The Art of Reassembly: a Memoir of Early Mother Loss and Aftergrief by Peg Conway

Author:Peg Conway
Language: eng
Format: epub
Publisher: She Writes Press
Published: 2021-03-15T00:00:00+00:00


PART THREE

Chapter Seventeen

Standing before the glass front doors of the eight-unit condominium building where Ag and Dad lived, I paused to collect myself before pressing the button next to their name. They had moved here when our kids were young, not long after Christian’s birth. Through the years on our occasional visits, the three of them would jockey over who got to ring the bell. Arriving alone this early June Saturday morning, I pressed the button, my now-teen-aged children no longer concerned with such things anyway. At eighty, Dad had declined significantly from Alzheimer’s. I rode the elevator like an actor just before curtain, mentally preparing for the performance.

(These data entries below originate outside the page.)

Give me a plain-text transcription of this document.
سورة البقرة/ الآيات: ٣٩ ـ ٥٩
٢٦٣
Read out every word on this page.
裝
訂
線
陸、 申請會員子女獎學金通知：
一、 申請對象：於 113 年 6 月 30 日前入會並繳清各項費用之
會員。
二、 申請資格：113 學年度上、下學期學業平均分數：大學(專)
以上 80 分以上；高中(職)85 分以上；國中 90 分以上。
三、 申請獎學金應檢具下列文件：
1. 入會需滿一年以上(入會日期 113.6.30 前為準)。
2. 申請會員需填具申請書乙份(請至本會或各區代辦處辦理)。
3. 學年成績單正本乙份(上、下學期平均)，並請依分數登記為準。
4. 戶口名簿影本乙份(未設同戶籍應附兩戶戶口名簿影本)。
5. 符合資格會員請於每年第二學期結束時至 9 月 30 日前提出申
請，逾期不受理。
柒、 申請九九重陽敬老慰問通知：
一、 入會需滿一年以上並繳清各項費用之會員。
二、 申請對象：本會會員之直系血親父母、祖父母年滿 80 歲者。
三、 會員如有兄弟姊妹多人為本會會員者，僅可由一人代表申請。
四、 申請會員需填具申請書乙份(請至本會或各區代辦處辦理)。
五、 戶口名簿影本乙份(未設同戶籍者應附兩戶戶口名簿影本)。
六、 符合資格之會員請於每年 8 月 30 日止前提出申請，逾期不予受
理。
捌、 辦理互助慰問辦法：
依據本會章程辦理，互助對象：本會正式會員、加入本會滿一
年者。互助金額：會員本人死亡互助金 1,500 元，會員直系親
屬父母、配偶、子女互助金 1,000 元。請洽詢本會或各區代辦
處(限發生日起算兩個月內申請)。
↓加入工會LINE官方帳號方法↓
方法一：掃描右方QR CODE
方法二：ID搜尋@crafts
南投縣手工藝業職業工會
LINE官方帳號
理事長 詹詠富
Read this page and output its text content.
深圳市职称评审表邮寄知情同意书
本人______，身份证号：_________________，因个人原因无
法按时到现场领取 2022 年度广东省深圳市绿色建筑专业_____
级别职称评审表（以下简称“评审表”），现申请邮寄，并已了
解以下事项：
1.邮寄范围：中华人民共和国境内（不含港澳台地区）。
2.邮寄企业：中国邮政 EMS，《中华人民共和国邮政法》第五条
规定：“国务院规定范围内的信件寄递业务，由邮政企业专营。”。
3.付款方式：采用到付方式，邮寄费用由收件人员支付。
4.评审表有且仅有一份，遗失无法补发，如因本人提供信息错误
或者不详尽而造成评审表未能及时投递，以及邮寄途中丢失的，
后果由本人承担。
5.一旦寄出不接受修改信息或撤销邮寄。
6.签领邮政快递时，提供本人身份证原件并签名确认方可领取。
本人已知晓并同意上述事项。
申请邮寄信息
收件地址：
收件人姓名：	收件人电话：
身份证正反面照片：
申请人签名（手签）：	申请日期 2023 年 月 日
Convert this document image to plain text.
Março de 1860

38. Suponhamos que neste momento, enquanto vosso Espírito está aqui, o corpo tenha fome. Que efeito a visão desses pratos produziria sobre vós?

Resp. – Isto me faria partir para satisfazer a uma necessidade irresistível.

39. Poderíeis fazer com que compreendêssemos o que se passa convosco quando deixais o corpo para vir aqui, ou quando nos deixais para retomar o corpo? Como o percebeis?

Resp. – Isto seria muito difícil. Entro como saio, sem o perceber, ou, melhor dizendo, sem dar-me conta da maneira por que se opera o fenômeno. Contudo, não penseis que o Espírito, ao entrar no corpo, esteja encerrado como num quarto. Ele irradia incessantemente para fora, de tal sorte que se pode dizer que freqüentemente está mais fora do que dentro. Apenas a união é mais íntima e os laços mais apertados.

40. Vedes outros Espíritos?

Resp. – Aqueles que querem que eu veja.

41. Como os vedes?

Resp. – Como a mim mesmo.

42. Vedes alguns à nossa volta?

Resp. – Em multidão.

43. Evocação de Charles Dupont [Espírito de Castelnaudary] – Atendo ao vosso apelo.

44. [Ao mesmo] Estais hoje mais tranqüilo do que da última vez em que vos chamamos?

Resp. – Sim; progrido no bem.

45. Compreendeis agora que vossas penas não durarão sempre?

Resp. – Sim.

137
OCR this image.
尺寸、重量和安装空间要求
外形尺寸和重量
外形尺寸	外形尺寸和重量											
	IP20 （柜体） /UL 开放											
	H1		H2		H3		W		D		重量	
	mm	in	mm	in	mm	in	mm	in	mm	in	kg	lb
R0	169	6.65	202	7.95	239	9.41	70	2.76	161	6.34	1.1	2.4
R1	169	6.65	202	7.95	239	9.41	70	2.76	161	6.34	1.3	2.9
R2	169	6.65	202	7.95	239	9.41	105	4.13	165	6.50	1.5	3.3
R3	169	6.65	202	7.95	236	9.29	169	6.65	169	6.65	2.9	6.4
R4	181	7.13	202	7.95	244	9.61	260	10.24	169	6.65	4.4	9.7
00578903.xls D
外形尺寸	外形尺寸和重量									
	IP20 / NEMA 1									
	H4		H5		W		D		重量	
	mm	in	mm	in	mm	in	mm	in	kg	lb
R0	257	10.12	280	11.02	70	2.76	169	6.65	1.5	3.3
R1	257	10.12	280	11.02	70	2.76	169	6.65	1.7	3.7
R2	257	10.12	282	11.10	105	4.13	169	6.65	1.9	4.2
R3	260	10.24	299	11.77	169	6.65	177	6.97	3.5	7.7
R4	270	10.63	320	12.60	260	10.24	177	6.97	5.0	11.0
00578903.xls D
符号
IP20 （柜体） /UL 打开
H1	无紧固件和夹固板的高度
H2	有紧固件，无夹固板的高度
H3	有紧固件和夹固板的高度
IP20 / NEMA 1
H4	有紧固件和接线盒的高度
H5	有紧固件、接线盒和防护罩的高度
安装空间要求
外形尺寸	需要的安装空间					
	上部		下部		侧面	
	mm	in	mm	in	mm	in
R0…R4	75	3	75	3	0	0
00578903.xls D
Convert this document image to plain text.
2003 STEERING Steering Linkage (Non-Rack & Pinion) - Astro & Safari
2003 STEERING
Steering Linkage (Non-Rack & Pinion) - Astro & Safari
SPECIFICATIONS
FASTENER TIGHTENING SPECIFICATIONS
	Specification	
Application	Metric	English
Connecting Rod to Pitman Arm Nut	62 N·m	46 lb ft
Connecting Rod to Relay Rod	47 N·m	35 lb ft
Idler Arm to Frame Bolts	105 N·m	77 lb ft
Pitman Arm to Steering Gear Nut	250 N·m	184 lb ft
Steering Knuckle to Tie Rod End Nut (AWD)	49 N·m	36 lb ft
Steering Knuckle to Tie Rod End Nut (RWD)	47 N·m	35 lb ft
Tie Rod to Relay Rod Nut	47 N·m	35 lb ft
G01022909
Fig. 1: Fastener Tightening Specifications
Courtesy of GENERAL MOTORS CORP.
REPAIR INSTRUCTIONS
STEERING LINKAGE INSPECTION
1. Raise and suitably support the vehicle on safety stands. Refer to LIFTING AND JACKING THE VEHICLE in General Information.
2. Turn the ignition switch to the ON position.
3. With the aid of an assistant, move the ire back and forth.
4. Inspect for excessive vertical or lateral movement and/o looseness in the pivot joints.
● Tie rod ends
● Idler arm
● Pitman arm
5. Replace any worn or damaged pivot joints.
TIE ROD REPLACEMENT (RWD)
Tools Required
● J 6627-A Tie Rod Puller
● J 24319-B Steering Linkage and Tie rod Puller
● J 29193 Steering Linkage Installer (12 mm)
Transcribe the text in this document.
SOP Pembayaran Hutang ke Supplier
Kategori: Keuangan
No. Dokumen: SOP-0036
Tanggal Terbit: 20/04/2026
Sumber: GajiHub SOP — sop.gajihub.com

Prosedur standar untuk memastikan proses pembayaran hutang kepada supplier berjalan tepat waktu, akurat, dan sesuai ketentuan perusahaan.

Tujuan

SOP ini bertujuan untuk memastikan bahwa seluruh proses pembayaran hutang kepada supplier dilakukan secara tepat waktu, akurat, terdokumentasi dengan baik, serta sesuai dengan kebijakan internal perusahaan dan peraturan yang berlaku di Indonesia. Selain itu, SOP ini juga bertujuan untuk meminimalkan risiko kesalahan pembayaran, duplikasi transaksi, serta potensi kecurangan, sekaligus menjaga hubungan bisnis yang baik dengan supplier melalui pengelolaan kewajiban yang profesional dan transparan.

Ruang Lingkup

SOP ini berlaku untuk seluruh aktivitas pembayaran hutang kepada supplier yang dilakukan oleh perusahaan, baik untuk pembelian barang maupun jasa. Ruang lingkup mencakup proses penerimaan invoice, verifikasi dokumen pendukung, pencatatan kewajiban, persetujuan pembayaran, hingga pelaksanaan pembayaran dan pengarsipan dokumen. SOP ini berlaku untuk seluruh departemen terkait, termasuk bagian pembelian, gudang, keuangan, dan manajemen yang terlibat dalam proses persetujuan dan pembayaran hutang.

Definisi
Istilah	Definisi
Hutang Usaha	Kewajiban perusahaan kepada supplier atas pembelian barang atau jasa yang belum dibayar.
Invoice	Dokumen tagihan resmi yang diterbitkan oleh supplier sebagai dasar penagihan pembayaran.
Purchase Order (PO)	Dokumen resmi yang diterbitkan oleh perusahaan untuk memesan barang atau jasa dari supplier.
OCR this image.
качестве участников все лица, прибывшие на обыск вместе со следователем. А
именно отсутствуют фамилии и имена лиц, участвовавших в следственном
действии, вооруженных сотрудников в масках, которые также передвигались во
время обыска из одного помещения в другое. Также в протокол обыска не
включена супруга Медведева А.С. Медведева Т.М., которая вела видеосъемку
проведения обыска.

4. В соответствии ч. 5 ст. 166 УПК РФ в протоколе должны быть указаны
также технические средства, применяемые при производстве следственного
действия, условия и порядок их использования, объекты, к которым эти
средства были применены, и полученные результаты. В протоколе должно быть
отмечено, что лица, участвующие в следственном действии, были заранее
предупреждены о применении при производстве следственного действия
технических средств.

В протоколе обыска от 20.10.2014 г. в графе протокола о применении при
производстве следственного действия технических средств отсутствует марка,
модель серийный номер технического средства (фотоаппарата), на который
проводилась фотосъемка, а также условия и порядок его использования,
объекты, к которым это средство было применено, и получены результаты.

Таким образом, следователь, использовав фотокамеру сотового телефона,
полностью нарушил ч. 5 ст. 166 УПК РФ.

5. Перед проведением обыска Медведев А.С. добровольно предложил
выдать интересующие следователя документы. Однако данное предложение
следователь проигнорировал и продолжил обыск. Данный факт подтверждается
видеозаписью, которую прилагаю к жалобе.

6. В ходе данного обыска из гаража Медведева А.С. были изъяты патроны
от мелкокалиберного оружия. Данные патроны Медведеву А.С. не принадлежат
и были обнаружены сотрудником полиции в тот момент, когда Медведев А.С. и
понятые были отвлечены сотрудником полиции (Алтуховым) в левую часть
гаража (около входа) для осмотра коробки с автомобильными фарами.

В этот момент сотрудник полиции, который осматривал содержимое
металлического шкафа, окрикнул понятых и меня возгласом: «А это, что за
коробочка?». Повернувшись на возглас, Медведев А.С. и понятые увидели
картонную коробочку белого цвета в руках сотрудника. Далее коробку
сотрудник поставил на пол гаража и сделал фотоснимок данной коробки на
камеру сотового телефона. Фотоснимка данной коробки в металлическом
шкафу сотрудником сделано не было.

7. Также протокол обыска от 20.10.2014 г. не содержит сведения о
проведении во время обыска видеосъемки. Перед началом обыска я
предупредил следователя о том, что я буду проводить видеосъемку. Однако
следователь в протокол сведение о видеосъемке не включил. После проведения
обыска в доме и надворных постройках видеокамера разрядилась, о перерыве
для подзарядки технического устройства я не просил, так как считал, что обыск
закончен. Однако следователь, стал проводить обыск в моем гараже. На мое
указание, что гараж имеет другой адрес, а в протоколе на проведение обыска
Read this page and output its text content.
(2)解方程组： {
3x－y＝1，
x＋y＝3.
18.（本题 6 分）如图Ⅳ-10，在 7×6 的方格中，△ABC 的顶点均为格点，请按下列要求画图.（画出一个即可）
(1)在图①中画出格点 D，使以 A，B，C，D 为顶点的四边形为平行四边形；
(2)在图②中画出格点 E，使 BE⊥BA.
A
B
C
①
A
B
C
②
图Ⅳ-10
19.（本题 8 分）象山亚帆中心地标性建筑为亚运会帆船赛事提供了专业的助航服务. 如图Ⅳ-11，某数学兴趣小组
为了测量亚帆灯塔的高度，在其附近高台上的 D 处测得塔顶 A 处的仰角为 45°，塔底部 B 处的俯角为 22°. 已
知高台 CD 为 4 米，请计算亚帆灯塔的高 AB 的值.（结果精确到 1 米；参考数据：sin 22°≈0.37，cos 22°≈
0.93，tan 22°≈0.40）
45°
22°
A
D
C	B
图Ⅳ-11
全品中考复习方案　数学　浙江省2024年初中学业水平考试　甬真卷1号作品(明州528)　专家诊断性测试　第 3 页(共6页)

The door to their unit stood slightly ajar, so I entered after a perfunctory knock, calling “Hello!” as I passed through the foyer, and turned right into the open-plan living and dining room. The compact galley kitchen was on the left, while straight ahead the blinds were raised on the condo’s signature view. The picture window and sliding glass door to the balcony spanned the entire front to take full advantage of the building’s perch above the Ohio River snaking among soft rolling hills. The view first beckoned in welcome and then mesmerized. To the west, skyscrapers of downtown Cincinnati rose into the clouds as the sun glistened on the water’s surface.

Ag and Mark greeted me from the kitchen. Smile fixed in place, I lightly hugged each of them and accepted a glass of water before we settled in the cozy sitting area facing the windows. Dad was napping, Ag said. I sat on the couch against the far wall, Mark took the love seat on my left, and Ag had sunk into one of the two bucket-style chairs across from me. The chairs and love seat were the same ones purchased by my mom decades earlier and reupholstered twice now by Ag to suit her decor. Today it occurred to me that the adoption conversation had taken place while seated on these furnishings too, though in a different house.

Ag had initiated this unusual gathering for the purpose of discussing Dad’s status, so she got right to it. “He can’t even finish getting dressed without my reminding him and helping. He wanders around the place during the night, opening drawers and doors. I don’t think I can leave him alone at all, even to run to the grocery.”

I kept my expression blank as anxiety, guilt, and empathy stiffened my shoulders. I wondered where this was headed as she leaned forward, continuing, “Dr. Collins prescribed a new medication when we were there last week, but these changes are all to be expected with the dementia, he said.”

In unison, as if choreographed, Ag and Mark swiveled their faces toward mine. Then Mark picked up the narrative, “Peg, the other night she found him opening the door to the balcony at two o’clock! This is really becoming hard on Mom. She can’t go on this way.”

I noticed her pallor, and though always slender, now she appeared almost gaunt.